While the U.S. only recently legalized same-sex marriage, South Africa has been at the forefront of progressive sexual and gender policy for nearly two decades. Obergefell v. Hodges marks a tremendous accomplishment in U.S. history, and its effects can move beyond speculation when placed in conversation with South Africa. In shifting from apartheid theocracy to secular democracy, South African policy has already contended with questions of whether clergy should be compelled to marry same-sex couples against their conscience, whether homophobia or homosexuality is a Western import, and how bureaucratic same-sex marriage procedures fail to account for trans and intersex people. Coming from a “decolonial” perspective, I argue that South Africa’s concrete accomplishments and ongoing challenges suggest Obergefell v. Hodges does not mark a “won and done” moment for the United States. Instead of celebrating the legalization of same-sex marriage as the triumph of progressive politics, the U.S. might anticipate a conservative religious backlash. Thus, rather than buttoning up a hard-won victory, the legalization of same-sex marriage initiates a long series of negotiations. Academic analysis of recent events in South Africa’s history poses a helpful aid for the United States, where we presently inhabit a rare occasion for rigorous engagement in academic, religious, and activist communities.
In 1996, South Africa became the first country to constitutionally protect LGBTIQ people against discrimination; in 1999 it issued immigration rights, benefits, and pensions to same-sex couples; in 2002 it legalized adoption for same-sex couples; and in 2006 it became the fifth country in the world to legalize same-sex marriage. Taken together, these changes have positioned South Africa at the forefront of progressive sexual and gender policy for nearly two decades.
However, during this time LGBTIQ South Africans faced increased gender-based violence and homicide – including the so-called “corrective” or “curative” rape of black lesbians and trans men.
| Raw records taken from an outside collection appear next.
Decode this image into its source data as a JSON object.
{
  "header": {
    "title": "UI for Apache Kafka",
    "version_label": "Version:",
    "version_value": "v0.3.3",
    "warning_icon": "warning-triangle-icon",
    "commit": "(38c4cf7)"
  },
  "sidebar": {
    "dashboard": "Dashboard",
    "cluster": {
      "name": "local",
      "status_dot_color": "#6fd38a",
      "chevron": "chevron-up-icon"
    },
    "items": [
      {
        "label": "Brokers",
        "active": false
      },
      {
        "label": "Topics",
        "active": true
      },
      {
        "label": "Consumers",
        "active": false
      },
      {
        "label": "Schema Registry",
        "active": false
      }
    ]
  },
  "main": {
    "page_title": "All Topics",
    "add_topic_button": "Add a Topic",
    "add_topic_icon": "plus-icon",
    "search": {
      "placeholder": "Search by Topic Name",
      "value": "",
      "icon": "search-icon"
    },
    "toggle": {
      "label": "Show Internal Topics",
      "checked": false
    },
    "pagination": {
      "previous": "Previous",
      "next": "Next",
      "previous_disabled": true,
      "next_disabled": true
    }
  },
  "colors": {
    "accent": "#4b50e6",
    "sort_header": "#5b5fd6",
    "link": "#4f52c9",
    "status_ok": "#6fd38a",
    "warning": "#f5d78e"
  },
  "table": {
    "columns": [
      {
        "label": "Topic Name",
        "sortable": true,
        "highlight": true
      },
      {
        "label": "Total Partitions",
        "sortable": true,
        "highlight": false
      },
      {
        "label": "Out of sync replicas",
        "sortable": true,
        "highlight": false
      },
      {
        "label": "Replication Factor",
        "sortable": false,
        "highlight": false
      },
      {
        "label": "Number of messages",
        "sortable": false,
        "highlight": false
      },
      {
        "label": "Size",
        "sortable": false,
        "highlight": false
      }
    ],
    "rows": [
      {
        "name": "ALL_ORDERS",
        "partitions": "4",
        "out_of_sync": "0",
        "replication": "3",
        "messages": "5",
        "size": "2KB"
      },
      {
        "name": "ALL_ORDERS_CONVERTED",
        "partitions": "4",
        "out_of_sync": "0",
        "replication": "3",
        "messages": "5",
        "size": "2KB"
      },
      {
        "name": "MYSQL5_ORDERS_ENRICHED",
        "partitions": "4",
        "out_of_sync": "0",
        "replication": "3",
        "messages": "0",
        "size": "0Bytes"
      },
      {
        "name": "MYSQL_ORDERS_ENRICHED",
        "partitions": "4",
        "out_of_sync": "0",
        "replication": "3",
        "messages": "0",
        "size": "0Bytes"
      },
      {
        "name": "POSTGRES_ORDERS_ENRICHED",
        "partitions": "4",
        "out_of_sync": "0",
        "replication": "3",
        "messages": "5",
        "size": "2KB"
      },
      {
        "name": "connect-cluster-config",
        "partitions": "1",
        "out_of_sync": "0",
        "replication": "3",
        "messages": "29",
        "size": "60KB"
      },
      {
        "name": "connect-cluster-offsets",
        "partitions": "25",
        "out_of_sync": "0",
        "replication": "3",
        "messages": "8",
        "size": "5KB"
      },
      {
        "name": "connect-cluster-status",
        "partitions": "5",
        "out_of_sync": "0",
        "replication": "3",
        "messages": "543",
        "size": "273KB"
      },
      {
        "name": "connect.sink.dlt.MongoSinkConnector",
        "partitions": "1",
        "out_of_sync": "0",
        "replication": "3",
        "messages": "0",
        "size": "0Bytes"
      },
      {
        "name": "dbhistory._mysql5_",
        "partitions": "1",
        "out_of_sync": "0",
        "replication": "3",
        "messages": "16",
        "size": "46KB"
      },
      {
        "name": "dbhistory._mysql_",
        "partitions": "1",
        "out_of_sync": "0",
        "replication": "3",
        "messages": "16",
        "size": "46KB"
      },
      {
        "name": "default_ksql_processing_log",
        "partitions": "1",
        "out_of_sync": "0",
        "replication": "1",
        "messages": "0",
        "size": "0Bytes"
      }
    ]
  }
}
The Human Rights Watch Report (2011) deemed South Africa the “rape capital of the world,” where black lesbian and trans men are told “we’ll show you you’re a woman” while being assaulted. As such, scholars and activists struggle to understand why democratic South Africa has the highest rates of rape and homicide globally.
It has been argued that religion motivates these hate crimes, perhaps in part because religious commitments surprisingly increased after apartheid. While the correlation between religion and hate crimes has not been documented or corroborated, what is evident is that same-sex couples are choosing to marry according to custom – meaning that they are preserving traditions such as lobola “bride prices” – more frequently than innovating queer kinship relations. My research uniquely focuses on the role of religion in this gender-based violence and the implementation of same-sex marriage.
The evidence presented in this paper disrupts the binary that secular progressive policy adequately secures sexual liberation over and against Christianity. While progressive policy is a helpful accessory, it is not an indication of full recognition or equity for LGBTIQ citizens. In pursuing marriages officially recognized by their churches, government, and tribal groups, same-sex couples in South Africa demonstrate the post-colonial complexities particular to this moment in history. In light of this research, I assert that scholars, religious groups, and activists in the U.S. must seize this occasion to influence the future of civil and religious marriage because Obergefell v. Hodges has opened a long as series of negotiations ripe for intervention.